The collapse of Lehman Brothers marked the point where governments around the world decided that intervention was the way to go. From that point on, many banks have been effectively nationalised – an act which in itself was massively controversial, seeing diverse reactions in different countries. In America, for example, Barack Obama’s determination to bolster the banking sector and revive the world’s largest economy led to accusations of totalitarianism, communism and Nazism. It may sound amusing, but this reaction was, seemingly, entirely serious. In other nations, a sense of skepticism over bank bailouts also persisted, but the bailouts are ratified now and the recovery is in place.
Would the world’s economy have bounced back in such a way and so soon without the government interventions that took place in most of the larger economies? It seems unlikely. Certainly, the banks which have received bailout cash have posted mixed results, with Goldman Sachs posting record numbers very shortly after receiving their lifeline, while others have suffered record losses. But many independent sources feel that the recession is in its last blasts and that this is due in no small part to government intervention. No government has given any indication that further bailout cash will be released, however, so it is now very much a matter of waiting for the situation to stabilise.
While we wait for that, it is believed that the recession has yet to do the last of its work in the sphere of employment. A recent report from the OECD claims that as many as 15million people worldwide have lost their jobs as a result of the financial crisis, and that there could yet be another 10million people made unemployed.

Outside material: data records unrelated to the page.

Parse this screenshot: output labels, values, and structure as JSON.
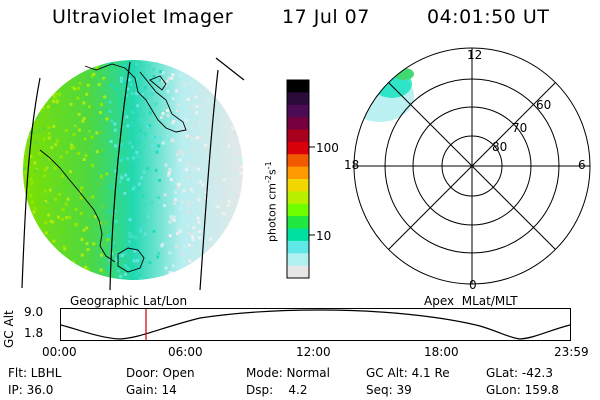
{
  "header": {
    "instrument": "Ultraviolet Imager",
    "date": "17 Jul 07",
    "time": "04:01:50 UT"
  },
  "colorbar": {
    "label": "photon cm-2s-1",
    "label_html_base": "photon cm",
    "sup1": "-2",
    "mid": "s",
    "sup2": "-1",
    "ticks": [
      "100",
      "10"
    ],
    "colors": [
      "#000000",
      "#2a0b3a",
      "#4b0b55",
      "#75003f",
      "#a8001c",
      "#d8000a",
      "#f25a00",
      "#ff9a00",
      "#f0d800",
      "#b8f000",
      "#70ff00",
      "#20e840",
      "#00e0a0",
      "#60e8e8",
      "#b0f0f0",
      "#e6e6e6"
    ]
  },
  "left_panel": {
    "caption": "Geographic Lat/Lon"
  },
  "right_panel": {
    "caption": "Apex  MLat/MLT",
    "mlt_labels": {
      "top": "12",
      "left": "18",
      "right": "6",
      "bottom": "0"
    },
    "lat_labels": [
      "60",
      "70",
      "80"
    ]
  },
  "timeline": {
    "ylabel": "GC Alt",
    "ymax": "9.0",
    "ymin": "1.8",
    "ticks": [
      "00:00",
      "06:00",
      "12:00",
      "18:00",
      "23:59"
    ],
    "marker_fraction": 0.167,
    "marker_color": "#cc0000"
  },
  "info": {
    "flt": "Flt: LBHL",
    "ip": "IP: 36.0",
    "door": "Door: Open",
    "gain": "Gain: 14",
    "mode": "Mode: Normal",
    "dsp": "Dsp:    4.2",
    "gcalt": "GC Alt: 4.1 Re",
    "seq": "Seq: 39",
    "glat": "GLat: -42.3",
    "glon": "GLon: 159.8"
  }
}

Although economic results are improving, the effects of the recession will still be felt for a while to come.
While it would be fair to say that the financial sector has always had its critics, the overwhelming thread running through public reaction to the situation has been one of severe distrust of banks and bankers, and of injustice at the bailouts given to banks while many other industries have been left to fend for themselves. There is still a reluctance on the part of the banks to lend to customers – much to the chagrin of the governments which released the cash to save them – and it might be a while before the stability being claimed for the global economy is seen in the bank accounts and employment prospects of the “man on the street”. This story has some time to run as it blows out the solitary candle on its birthday cake.